The New Mexico National Guardsmen swept up the east side of the student mall with bayonets unsheathed.

There was plenty of press coverage including KOB TV news cameraman Bill Norlander who was seriously wounded when he was one of several people stabbed by the troops. The bayonet strike missed Norlander's aorta by about a quarter inch.


What had started as a student strike ended up being a massive and excessive use of force against students who would have probably returned to class had university leaders announced that classes would resume three days later on Monday.
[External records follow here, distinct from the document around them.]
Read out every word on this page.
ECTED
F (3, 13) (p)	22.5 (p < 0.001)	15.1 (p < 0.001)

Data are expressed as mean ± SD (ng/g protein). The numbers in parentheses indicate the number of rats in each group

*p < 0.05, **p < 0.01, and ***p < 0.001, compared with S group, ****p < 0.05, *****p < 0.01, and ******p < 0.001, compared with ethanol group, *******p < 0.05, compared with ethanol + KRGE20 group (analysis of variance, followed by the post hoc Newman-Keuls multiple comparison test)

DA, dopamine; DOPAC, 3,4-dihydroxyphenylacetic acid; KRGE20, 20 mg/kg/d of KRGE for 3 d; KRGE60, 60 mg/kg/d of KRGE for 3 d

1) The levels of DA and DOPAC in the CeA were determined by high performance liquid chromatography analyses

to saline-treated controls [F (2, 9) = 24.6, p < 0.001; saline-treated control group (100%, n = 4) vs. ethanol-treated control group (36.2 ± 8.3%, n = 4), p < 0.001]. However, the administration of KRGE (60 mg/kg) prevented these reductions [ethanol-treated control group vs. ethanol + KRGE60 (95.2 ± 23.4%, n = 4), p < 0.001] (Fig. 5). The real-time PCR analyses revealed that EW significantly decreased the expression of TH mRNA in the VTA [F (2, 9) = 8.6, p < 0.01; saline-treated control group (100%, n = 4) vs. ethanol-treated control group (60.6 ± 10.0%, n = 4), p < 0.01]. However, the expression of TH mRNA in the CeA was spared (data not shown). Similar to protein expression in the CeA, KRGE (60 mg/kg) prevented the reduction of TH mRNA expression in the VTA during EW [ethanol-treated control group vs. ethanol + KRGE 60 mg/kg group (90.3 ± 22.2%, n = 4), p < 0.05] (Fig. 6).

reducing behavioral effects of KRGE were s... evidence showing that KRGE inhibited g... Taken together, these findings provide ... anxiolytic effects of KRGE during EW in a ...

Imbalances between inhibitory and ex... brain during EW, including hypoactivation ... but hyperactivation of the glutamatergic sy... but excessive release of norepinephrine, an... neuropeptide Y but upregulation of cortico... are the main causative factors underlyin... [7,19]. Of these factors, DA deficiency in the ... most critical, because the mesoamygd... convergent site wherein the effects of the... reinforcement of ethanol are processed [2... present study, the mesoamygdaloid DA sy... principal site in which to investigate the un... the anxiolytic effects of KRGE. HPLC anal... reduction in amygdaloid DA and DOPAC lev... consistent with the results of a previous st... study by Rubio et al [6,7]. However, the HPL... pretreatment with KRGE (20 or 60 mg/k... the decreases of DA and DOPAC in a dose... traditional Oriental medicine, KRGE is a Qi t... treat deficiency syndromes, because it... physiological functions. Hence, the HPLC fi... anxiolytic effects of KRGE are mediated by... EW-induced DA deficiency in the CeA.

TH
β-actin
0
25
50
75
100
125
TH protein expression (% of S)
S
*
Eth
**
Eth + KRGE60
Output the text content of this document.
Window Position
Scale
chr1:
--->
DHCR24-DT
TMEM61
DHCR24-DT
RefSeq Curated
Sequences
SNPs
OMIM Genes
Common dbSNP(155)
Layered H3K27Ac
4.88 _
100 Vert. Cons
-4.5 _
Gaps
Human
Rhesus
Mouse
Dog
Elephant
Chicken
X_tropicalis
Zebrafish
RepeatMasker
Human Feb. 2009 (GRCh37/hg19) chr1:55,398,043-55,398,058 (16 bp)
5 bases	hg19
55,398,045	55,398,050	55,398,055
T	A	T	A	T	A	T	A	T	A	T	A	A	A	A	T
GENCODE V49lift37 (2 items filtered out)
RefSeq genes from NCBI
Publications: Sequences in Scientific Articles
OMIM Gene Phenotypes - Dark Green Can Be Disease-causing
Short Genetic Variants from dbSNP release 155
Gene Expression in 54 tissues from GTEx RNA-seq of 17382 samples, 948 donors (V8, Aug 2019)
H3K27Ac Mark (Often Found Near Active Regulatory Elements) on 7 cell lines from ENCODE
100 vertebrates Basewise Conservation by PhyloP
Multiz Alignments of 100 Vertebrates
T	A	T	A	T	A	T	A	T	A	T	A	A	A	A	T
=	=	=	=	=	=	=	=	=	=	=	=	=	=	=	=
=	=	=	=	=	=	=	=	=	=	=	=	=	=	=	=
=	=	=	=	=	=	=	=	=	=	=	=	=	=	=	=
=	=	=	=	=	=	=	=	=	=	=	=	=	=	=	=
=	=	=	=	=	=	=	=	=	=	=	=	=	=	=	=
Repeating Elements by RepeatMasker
National Guard troops surrounded the SUB as the first line backed up by civil law enforcement, as the state police helicopter circles overhead.

Wimberly spoke with demonstrator marshals, wearing white headbands, and students in front of the SUB before a crowd that grew to thousands.

So what’s wrong with this picture?

About a half-year earlier, I covered a press conference of the Cambodian Ambassador to the United Nations who detailed an earlier ground incursion. I never saw any coverage in this country for at least a couple of years.

If you Google, US military incursion into Cambodia or US military attack on Cambodia you will find articles that admit there were secret B-52 bombing raids over Cambodia in 1969, but do not address ground attacks. In one post the "historian" suggested that Cambodian Chief of State, Prince Norodom "Sihanouk did not object to these raids." Sihanouk had been overthrown by a pro-American right-wing general in March.

This picture, above, proves otherwise that the Cambodians complained. The American people were left in the dark.

Only weeks earlier, Nixon gave his first speech before the UN's General Assembly invoking Vietnam 24 times, but not once did he mention Cambodia.

Many years later, I met more than one military veteran who admitted they were involved in the 1969 ground raids.

My Take

Four Kent State students were shot for protesting, two killed at Jackson State University in Mississippi, and nine stabbed on the UNM campus, while 24 other campuses where violence erupted. Eleven other students were killed between 1968 and 1971 protesting.

To this day, the question of why the National Guard units resorted to using deadly force in non-deadly force situations against students who, at worse might have been trespassing and or disrupting the educational institution, while claiming their First Amendment right to petition government for their redress of grievances, still eludes us.